Welche neuen Einrichtungen und Projekte kamen im Laufe Ihrer Tätigkeit dazu?

Nachdem der "alte Lindenkeller" schließen musste, hab ich 1992 die Konzertreihe "Bühne im Juz" mit zwei Konzerten pro Woche aus dem Boden gestampft. Dann, 1996, hat der Lindenkeller in Kooperation mit dem Kulturamt wiedereröffnet, 2002 das Tollhaus, 2009 kam der Bereich Streetwork dazu. Und seit 2014/15 koordiniert Stefan Memmler die Ganztagsschule und Mittagsbetreuung in Neustift und in Lerchenfeld.

Warum ist die Arbeit mit Jugendlichen für eine Stadt so wichtig?

Kinder und Jugendliche müssen soziale Kompetenzen wie Empathie, Toleranz, die Auseinandersetzung mit anderen Menschen lernen. In der Schule bekommen sie die teilweise nicht in der erforderlichen Tiefe vermittelt. Ein Integral in der Mathematik verändert nicht mein Verhalten anderen Menschen gegenüber. Dazu braucht es Lernfelder für junge Menschen und die bieten wir.
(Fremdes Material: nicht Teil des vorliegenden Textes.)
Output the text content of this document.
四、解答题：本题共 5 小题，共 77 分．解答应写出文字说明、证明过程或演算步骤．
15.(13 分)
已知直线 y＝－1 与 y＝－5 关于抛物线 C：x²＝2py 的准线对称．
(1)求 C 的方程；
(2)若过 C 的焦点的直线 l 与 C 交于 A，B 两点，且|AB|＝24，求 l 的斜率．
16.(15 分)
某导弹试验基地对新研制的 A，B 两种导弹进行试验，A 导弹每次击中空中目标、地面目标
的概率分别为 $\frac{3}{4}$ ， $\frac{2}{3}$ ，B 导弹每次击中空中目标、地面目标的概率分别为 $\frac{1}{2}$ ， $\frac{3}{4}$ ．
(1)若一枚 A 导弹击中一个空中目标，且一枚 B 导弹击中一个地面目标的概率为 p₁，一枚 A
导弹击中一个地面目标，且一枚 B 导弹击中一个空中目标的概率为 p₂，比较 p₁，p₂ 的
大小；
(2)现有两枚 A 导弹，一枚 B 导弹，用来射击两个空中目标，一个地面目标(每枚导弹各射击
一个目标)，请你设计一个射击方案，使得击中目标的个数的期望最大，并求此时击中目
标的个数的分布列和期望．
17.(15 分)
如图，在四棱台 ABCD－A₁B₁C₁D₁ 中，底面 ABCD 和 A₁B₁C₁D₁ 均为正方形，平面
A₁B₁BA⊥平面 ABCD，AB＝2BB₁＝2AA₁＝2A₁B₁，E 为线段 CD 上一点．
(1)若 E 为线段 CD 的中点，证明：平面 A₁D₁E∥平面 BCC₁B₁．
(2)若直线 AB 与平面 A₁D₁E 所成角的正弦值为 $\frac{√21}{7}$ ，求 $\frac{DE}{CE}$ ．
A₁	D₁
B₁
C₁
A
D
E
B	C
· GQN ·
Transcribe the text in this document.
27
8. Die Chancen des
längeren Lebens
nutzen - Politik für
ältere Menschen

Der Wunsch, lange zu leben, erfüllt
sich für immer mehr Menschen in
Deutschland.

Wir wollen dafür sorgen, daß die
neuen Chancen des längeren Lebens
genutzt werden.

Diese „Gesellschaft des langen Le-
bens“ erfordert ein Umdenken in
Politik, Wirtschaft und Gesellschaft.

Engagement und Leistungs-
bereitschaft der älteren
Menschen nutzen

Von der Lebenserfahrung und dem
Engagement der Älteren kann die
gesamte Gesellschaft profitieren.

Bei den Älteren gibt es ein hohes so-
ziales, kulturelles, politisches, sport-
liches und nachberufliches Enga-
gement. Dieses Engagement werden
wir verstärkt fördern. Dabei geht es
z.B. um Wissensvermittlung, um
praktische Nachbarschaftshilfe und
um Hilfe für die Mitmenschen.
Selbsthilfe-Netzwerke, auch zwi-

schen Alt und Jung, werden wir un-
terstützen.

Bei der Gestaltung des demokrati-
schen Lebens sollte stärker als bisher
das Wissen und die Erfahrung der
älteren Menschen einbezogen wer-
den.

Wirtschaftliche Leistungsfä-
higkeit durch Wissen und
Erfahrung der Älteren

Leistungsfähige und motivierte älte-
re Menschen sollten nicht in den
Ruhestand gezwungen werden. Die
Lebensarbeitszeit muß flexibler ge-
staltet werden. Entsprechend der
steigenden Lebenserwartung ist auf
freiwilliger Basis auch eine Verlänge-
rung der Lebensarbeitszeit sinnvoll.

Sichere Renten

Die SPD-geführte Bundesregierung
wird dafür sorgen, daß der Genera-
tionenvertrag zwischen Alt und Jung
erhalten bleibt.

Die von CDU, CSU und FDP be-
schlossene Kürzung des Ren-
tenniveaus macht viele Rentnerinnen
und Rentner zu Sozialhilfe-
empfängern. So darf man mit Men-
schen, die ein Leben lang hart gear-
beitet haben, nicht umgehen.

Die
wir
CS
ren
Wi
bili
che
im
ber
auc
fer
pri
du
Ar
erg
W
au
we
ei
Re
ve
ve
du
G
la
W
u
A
Außerdem wollen wir Kids bei der Verwirklichung ihrer Interessen unterstützen, zum Beispiel bei der Suche und Gestaltung von Freiflächen, wo sie sich aufhalten können, oder auf der Suche nach einer Wand, wo sie Graffiti sprühen können, oder nach Räumen, wo sie tanzen oder Musik machen können. Also nach Räumen, wo sie eigene Erfahrungen sammeln können. Aber auch die Mitgestaltung der Politik durch Jugendliche ist wichtig für alle.

Was haben Sie selber aus den 25 Jahren Jugendarbeit mitgenommen?

Stark beeindruckt hat mich zu sehen, wie sehr ich mich manchmal in der Biografie von jungen Menschen getäuscht habe. Im Laufe der letzten Jahrzehnte sind mir immer wieder junge Menschen begegnet, bei denen ich damals nicht geglaubt hätte, dass sie die Kurve noch kriegen. Viele von ihnen führen heute ein glückliches und erfolgreiches Leben.